Irritability and injection-site tenderness were the most common reactions among children aged 6 months to younger than 24 months and myalgia, malaise and injection-site pain were for the most common reactions among children aged 2 years to younger than 9 years. Unsolicited immediate adverse events were reported in less than 1% of patients among all through three vaccine groups. The most commonly reported were cough, upper respiratory tract infection, fever, and vomiting.

Five patients discontinued QIV administration because of adverse events possibly related to vaccination. No patients receiving TIV discontinued administration due to adverse events.
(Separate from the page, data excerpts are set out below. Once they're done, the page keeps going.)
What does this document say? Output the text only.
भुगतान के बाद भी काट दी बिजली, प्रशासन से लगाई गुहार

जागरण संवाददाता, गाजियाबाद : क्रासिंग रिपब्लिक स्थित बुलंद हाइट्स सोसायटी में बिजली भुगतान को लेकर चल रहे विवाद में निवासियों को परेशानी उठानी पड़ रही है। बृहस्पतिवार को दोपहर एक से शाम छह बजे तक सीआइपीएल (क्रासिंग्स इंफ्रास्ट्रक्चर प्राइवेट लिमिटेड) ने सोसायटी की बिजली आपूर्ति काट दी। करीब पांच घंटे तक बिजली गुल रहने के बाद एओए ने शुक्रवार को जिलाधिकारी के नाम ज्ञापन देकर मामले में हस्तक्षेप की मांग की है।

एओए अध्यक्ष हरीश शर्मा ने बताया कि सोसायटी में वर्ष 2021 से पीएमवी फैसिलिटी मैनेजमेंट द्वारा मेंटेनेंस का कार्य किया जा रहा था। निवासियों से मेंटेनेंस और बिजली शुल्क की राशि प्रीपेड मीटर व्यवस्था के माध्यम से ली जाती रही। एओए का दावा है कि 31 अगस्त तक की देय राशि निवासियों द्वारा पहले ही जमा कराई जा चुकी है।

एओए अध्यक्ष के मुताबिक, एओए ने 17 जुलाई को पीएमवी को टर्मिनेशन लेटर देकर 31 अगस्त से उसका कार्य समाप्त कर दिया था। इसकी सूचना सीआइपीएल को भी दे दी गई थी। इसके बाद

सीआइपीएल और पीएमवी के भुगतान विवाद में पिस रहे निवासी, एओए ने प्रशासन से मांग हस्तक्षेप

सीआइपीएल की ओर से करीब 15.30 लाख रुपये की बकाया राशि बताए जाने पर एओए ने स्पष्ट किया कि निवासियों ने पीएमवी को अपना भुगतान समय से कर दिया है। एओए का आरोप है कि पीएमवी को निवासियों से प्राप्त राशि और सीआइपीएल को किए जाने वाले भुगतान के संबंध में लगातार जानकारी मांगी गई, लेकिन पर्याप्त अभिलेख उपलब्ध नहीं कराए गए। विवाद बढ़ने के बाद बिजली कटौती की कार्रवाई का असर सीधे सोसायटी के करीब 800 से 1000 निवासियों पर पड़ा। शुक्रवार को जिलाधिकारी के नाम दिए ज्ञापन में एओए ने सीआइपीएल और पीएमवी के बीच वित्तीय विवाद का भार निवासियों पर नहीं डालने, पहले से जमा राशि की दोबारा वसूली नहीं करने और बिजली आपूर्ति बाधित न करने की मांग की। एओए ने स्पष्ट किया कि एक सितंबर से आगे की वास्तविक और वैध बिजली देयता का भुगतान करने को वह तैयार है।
“In conclusion, the safety and immunogenicity of QIV was comparable to licensed TIV in a healthy pediatric population,” the researchers wrote. “By inducing antibody responses to both B lineages simultaneously, QIV should help overcome the limitations of TIV, namely, its inability to protect against both co-circulating B lineages simultaneously and that it often does not contain the B-lineage strain predominating in a given influenza season.”

Disclosure: The study was funded in part by Sanofi Pasteur. All researchers report financial ties with Sanofi Pasteur.